Прошло почти две недели, как мы шли по пологой равнине, время от времени посылая гонцов к тебе с донесениями. Нередко среди листов служебной переписки я находил короткие записочки лично для меня. И несколько завядших цветов, заложенных между письмами. Сорванные с обочины дороги и тщательно уложенные, чтобы гонец ненароком не сломал. Бледные полевые травки были ценнее роскошных роз. Завернув их хрупкие стебельки в твои послания со словами полными любви, я бережно хранил дорогие подарки на груди. Если не считать мелких происшествий, то наш поход проходил очень спокойно. Агасикл затаился -проходя мимо, только обжигал ненавидящим взглядом. Я распорядился посадить Пирея на повозку рядом с Феликсом и не прогадал. Именно он посоветовал мне не жалеть сала для смазки осей телег, научил выстраивать солдат так, чтобы в случае опасности можно было быстро дать отпор, отыскивал колодцы и даже лечил копыта вьючных мулов густой чёрной мазью.
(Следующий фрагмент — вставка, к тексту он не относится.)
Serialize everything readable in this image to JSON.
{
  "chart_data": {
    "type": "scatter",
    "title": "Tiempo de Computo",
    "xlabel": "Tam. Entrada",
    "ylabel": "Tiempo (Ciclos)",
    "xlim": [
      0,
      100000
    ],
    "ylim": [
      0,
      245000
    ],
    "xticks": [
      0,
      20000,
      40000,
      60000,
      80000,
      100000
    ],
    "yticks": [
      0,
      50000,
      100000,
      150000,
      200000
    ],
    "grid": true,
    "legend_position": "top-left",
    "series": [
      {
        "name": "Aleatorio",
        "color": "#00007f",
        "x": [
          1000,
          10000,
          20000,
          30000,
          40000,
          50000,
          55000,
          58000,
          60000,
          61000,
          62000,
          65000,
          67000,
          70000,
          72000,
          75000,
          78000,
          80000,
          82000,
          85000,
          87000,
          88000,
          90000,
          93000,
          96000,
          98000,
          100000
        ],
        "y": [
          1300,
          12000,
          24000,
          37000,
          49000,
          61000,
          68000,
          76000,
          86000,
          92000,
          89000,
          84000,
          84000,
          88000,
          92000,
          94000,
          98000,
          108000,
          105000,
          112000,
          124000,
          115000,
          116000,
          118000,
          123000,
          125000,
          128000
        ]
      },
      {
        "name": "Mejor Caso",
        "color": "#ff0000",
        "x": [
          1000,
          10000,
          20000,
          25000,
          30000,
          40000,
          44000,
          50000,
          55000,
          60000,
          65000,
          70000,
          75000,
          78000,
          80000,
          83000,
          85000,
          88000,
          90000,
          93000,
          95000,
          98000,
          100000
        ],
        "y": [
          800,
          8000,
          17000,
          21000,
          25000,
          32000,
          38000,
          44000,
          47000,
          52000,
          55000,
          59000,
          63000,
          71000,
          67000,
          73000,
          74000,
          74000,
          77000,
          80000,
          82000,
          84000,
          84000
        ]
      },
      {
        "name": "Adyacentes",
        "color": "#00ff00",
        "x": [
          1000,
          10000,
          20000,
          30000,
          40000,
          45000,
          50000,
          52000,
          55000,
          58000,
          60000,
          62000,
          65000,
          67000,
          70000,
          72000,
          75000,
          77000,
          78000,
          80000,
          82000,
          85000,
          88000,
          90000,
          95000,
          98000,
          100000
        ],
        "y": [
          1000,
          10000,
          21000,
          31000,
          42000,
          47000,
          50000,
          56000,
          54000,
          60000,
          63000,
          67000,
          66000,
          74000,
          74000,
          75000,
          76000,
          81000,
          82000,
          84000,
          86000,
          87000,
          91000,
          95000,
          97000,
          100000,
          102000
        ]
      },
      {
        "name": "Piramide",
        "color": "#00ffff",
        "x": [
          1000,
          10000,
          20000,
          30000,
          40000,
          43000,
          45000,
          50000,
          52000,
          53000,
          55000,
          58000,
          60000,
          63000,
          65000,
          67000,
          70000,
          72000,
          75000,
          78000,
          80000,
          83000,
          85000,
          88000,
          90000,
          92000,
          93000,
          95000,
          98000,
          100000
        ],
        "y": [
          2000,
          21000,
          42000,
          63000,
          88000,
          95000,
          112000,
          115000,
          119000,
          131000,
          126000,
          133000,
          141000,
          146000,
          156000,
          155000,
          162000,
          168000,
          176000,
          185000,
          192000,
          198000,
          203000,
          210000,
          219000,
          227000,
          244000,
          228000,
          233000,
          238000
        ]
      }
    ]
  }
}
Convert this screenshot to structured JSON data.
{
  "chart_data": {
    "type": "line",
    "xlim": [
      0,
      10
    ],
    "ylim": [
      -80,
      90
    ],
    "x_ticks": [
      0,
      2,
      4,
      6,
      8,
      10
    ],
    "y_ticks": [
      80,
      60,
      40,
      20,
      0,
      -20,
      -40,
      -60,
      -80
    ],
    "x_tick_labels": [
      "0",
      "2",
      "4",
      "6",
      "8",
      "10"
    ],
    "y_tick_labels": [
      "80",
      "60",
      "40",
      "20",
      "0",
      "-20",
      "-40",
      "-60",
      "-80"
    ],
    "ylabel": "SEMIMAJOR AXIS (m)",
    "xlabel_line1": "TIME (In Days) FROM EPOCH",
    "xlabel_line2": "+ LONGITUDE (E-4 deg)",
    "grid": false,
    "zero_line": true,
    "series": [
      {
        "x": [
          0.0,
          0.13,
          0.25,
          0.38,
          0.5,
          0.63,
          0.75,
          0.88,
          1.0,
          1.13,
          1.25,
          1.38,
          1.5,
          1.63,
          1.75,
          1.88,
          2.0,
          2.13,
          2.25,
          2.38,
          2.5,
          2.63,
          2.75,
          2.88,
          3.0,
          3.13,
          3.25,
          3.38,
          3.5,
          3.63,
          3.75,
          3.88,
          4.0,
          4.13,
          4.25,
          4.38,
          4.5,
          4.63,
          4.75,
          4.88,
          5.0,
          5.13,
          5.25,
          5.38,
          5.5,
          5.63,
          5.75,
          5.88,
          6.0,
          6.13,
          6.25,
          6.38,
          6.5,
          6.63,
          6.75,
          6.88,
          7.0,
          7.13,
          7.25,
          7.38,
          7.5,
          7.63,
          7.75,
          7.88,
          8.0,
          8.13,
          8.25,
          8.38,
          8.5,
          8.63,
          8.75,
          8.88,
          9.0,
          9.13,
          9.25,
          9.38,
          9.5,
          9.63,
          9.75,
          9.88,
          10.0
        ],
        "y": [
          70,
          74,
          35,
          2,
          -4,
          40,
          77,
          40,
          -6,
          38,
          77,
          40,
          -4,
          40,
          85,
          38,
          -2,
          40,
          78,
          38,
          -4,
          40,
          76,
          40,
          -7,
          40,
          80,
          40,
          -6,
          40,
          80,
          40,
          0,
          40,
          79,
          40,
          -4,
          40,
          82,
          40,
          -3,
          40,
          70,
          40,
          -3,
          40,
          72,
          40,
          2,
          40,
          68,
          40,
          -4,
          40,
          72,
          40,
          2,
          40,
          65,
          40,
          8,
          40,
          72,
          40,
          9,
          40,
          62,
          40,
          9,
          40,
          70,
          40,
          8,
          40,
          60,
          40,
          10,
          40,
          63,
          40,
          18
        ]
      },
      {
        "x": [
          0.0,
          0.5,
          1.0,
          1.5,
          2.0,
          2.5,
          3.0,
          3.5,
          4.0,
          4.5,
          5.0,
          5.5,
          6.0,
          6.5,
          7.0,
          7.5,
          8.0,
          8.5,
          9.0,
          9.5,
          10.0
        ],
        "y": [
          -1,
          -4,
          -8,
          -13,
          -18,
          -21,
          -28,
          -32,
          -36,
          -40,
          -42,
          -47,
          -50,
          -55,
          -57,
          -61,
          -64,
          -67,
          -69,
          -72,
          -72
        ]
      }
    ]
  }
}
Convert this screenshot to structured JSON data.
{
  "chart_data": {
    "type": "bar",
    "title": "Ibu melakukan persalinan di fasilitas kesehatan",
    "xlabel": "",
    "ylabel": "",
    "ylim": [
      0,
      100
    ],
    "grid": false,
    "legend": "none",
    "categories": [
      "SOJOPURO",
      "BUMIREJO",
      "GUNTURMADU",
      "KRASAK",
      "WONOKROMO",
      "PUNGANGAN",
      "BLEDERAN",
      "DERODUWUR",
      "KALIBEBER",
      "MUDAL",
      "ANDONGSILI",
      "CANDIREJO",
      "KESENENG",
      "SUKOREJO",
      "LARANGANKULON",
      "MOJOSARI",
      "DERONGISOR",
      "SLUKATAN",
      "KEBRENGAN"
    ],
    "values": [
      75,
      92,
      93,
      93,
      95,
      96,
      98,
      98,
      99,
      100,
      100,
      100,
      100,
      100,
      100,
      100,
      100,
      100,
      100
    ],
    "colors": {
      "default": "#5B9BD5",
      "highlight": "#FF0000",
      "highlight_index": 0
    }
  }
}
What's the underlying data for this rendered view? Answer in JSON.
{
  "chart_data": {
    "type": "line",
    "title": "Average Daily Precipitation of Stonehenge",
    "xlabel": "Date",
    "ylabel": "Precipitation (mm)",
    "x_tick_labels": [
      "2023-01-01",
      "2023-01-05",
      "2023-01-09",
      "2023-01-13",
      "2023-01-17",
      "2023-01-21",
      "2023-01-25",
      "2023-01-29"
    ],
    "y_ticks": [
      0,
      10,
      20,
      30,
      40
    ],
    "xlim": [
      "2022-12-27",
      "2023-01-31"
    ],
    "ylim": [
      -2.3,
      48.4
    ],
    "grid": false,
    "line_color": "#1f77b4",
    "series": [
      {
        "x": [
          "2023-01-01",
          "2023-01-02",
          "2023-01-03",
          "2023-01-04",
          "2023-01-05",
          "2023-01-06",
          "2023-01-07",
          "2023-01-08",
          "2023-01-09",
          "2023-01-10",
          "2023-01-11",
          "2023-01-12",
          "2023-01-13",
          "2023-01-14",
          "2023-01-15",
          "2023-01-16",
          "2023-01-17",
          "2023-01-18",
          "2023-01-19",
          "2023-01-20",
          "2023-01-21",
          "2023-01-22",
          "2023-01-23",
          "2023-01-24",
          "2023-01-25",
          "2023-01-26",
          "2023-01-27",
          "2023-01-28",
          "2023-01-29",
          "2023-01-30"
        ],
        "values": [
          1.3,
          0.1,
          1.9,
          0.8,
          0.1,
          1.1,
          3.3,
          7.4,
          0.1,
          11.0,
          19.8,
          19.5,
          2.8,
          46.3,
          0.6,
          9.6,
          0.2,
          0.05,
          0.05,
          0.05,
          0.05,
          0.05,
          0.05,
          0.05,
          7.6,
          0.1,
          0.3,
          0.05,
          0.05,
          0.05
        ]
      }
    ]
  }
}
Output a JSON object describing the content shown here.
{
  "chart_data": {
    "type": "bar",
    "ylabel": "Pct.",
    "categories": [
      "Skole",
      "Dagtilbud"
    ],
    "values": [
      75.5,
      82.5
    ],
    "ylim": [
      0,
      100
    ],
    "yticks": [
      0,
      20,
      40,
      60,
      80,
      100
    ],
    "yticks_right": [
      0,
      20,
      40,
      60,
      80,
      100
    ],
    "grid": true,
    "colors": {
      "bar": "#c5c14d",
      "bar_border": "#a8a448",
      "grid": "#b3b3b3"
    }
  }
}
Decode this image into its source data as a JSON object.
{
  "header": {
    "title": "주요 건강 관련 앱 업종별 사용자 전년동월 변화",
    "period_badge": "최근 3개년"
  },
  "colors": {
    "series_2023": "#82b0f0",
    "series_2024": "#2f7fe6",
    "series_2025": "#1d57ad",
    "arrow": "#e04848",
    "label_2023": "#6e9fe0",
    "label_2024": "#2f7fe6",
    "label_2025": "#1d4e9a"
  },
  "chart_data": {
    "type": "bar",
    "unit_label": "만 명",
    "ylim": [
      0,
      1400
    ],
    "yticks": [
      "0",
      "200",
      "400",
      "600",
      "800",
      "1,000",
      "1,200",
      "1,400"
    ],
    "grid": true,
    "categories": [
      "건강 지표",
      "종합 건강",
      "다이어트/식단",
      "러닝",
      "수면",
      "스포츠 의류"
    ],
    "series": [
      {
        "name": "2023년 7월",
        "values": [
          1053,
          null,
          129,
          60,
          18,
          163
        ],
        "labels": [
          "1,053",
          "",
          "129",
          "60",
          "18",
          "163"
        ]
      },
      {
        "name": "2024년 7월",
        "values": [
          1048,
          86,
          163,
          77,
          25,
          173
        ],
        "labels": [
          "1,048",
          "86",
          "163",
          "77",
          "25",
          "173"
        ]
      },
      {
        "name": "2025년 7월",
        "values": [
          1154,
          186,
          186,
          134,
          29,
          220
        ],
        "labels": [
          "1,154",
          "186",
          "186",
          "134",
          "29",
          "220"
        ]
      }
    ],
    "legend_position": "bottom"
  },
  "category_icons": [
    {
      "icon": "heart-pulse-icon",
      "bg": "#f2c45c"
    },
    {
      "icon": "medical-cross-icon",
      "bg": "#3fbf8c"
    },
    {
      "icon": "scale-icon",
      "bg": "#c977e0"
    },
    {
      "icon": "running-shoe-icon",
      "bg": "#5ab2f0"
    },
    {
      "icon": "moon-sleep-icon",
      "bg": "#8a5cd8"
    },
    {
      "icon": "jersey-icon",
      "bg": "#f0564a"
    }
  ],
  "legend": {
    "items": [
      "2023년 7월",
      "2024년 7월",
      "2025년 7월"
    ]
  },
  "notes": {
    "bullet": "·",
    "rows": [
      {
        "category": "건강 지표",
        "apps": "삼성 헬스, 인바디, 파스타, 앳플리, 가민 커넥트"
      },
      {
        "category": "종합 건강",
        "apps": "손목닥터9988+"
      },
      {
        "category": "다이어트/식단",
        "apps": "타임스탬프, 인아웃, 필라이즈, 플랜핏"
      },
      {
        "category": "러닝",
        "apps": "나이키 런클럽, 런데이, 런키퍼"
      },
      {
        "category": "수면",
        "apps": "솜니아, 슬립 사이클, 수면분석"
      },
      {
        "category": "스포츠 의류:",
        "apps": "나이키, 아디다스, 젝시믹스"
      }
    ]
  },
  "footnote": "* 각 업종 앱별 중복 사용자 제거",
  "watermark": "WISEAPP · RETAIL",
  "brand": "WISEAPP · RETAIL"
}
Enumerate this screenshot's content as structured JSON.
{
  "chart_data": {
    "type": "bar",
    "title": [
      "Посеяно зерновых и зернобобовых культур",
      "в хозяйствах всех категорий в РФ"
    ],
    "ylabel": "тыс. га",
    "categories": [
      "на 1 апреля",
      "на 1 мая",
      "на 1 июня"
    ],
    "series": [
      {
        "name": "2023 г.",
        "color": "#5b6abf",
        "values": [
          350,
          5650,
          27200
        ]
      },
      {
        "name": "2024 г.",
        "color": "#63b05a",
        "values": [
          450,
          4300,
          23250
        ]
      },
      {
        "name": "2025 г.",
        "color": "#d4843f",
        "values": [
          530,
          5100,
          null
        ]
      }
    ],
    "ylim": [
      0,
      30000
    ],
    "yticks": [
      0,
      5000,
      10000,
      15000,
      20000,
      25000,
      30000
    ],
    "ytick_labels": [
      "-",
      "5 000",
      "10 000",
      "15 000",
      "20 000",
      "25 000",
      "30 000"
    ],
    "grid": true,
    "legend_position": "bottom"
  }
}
— Если обмотать им ноги кожей с соломой, то защитим животных не только от ран!
Змеи, водящиеся во множества в горных расщелинах, так и кишели под ногами людей.
— Если не сумеем сохранить мулов, то потащим катапульты на собственных спинах.
— Но где мы возьмём столько кожи?
— Разрежем палатки!
Подавая пример, я приказал вытащить из своей повозки так ни разу и не раскрытый шатер начальника и самолично нарезал из него длинных полос. С неохотой воины последовали моему примеру. Ворча, расстались со своим скарбом и остальные.